Consider a source with symbols A, B, C, D with probabilities 1/2, 1/4, 1/8,…
2016
Consider a source with symbols A, B, C, D with probabilities 1/2, 1/4, 1/8, 1/8 respectively. What is the average number of bits per symbol for the Huffman code generated from above information ?
- A.
2 bits per symbol
- B.
1.75 bits per symbol
- C.
1.50 bits per symbol
- D.
1.25 bits per symbol
Attempted by 256 students.
Show answer & explanation
Correct answer: B
Answer: 1.75 bits per symbol.
Huffman tree construction:
Combine symbols C and D (each with probability 1/8) to form a node with probability 1/4.

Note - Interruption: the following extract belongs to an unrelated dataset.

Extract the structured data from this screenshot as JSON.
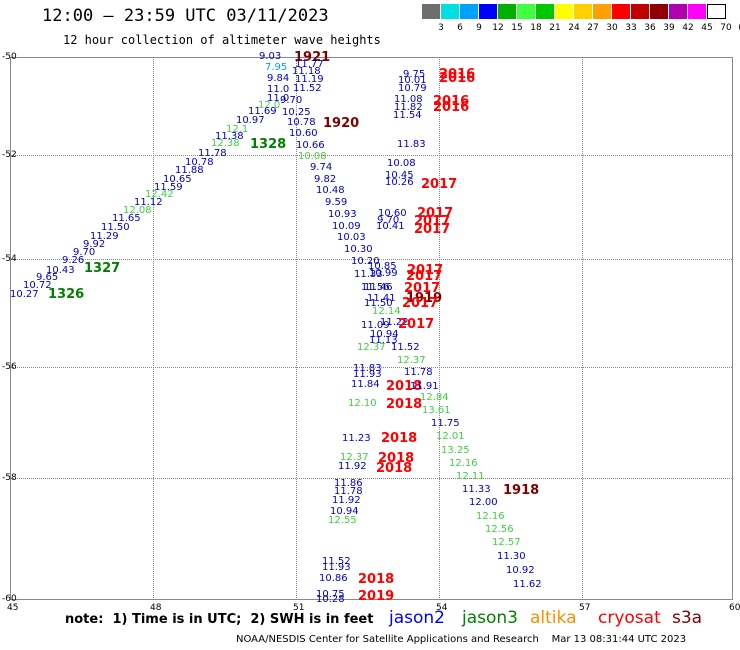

Combine symbol B (probability 1/4) with the CD node (probability 1/4) to form a node with probability 1/2.
Combine symbol A (probability 1/2) with the BCD node (probability 1/2) to form the root.
From this tree the codeword lengths are: A = 1, B = 2, C = 3, D = 3.
Compute the average code length L = sum(p_i * l_i):
0.5 * 1 = 0.5
0.25 * 2 = 0.5
0.125 * 3 = 0.375
0.125 * 3 = 0.375
Total L = 0.5 + 0.5 + 0.375 + 0.375 = 1.75 bits per symbol.
Huffman coding is optimal for these symbol probabilities, so 1.75 is the minimum average number of bits per symbol achievable with a prefix code.